Security risks - Bybit's multisig mechanism has 4 signatories and is still Rug, while Hyperliquid has only 2 signatories, which poses potential security risks.
4) Monad: Super EVM + Open Ecosystem Moat
@monad_xyz's moat lies in Hyper-EVM combined with an open ecosystem.
Monad's testnet has shown steady growth, with TPS up to 120, and no significant performance degradation. Although the current ecosystem is still in its early stages, it is critical to maintain openness to avoid the over-centralized "kingmaker effect" in other ecosystems.
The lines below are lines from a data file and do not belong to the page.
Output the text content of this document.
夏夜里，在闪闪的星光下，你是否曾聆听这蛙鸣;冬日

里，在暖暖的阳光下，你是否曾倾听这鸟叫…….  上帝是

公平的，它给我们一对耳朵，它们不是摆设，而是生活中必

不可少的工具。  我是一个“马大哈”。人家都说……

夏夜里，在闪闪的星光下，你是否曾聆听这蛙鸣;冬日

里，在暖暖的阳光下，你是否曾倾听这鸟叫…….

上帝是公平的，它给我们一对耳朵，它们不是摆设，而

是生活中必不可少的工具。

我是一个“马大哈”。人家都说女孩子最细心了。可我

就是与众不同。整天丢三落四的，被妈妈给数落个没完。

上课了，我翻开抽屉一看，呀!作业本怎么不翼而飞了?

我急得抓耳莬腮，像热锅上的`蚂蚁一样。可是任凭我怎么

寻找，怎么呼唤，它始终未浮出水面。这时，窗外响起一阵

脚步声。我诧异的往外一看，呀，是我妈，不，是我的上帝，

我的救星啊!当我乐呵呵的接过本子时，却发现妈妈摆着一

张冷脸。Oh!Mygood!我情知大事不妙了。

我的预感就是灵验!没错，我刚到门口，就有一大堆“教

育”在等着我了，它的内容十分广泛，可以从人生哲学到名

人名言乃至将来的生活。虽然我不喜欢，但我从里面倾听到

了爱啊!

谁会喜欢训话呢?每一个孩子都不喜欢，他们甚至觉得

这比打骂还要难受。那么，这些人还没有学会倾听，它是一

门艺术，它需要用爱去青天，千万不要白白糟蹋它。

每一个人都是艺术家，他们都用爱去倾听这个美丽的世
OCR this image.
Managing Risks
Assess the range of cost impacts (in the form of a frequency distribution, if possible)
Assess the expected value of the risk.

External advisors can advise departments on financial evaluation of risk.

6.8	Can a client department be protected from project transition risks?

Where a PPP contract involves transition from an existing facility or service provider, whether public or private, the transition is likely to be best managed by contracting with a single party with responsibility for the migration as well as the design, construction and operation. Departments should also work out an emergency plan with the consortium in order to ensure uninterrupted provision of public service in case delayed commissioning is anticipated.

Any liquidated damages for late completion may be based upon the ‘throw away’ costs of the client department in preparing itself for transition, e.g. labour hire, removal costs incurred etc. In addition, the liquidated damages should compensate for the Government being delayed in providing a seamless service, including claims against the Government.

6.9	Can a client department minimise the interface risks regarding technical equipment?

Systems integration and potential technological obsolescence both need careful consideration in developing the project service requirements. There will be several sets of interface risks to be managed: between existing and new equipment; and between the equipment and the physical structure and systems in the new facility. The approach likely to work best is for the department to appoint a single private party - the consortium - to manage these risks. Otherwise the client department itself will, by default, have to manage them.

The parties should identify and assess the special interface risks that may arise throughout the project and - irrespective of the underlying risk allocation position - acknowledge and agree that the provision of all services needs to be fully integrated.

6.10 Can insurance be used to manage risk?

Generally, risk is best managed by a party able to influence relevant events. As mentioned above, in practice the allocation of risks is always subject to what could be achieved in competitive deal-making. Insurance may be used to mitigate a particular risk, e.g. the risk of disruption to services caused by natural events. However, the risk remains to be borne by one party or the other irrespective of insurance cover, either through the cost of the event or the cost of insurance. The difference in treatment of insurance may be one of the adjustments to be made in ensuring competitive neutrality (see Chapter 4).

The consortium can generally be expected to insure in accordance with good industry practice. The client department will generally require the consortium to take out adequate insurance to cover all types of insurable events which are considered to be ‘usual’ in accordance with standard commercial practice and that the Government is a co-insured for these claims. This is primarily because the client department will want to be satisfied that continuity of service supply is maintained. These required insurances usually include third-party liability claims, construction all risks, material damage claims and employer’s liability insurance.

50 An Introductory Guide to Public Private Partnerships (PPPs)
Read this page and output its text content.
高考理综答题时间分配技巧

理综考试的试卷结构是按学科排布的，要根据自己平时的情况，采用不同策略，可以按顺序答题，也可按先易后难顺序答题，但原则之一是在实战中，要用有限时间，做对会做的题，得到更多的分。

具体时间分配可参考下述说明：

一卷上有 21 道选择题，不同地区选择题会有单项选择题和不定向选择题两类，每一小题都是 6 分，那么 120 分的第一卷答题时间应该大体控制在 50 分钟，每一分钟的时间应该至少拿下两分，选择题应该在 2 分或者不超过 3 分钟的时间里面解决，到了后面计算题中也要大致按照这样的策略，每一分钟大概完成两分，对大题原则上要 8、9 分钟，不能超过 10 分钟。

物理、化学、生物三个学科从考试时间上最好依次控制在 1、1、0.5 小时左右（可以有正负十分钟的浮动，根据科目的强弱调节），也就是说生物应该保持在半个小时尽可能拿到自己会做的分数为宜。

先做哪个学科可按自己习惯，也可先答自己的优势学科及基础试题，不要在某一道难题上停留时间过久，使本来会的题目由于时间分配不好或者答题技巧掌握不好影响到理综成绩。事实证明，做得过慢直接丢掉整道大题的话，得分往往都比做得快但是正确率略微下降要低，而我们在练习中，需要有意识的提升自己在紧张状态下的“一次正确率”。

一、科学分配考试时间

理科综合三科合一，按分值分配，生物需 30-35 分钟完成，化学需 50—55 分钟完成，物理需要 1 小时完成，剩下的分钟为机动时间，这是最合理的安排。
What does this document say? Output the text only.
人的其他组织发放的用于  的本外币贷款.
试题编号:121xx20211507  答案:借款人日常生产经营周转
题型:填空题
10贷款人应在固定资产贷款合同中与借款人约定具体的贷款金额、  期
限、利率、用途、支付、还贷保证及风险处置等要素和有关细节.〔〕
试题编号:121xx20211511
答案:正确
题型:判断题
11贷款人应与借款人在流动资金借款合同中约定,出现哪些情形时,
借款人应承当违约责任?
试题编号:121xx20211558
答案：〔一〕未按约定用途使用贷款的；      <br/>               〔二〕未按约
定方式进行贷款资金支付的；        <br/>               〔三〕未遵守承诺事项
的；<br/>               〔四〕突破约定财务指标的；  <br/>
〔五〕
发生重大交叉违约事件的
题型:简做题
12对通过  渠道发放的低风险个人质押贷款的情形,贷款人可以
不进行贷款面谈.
Currently, the community is achieving organic growth through projects such as Molandak NFTs.
Future Outlook: Pay attention to the development potential of killer applications in DeFi, consumer applications, AI, payments and other fields.
5. Project screening: only look at novel and interesting ones
1) Internet infrastructure innovation
The scalability of blockchain often requires sacrificing decentralization and security, and @doublezero is developing a basic connection framework compatible with all blockchains to optimize the flow of data on the chain.
Its solution can pre-filter inbound transactions before the transaction reaches the validator, improving blockchain processing efficiency.
At the same time, it optimizes outbound message routing and improves cross-chain communication and data transmission.
2) Bridge between Web2 and Web3
Currently, PoW (proof of work) companies have successfully listed, but PoS (proof of stake) companies have not yet followed up. Blockchains need compliant validators with good reputations and track records.
3) Make BTC really work
BTC on the chain is either idle and useless, or earns very low returns in the lending market, or obtains alternative asset rewards through inflationary incentives.
4) Serving the upcoming TradFi (traditional finance)
Stablecoins remain the most profitable business in the crypto industry, but compliance barriers for Web2 companies remain high, including regulation, on/off-ramps, and security issues.
5) Acting like a "non-crypto" business
One of the biggest advantages of the crypto industry is liquidity.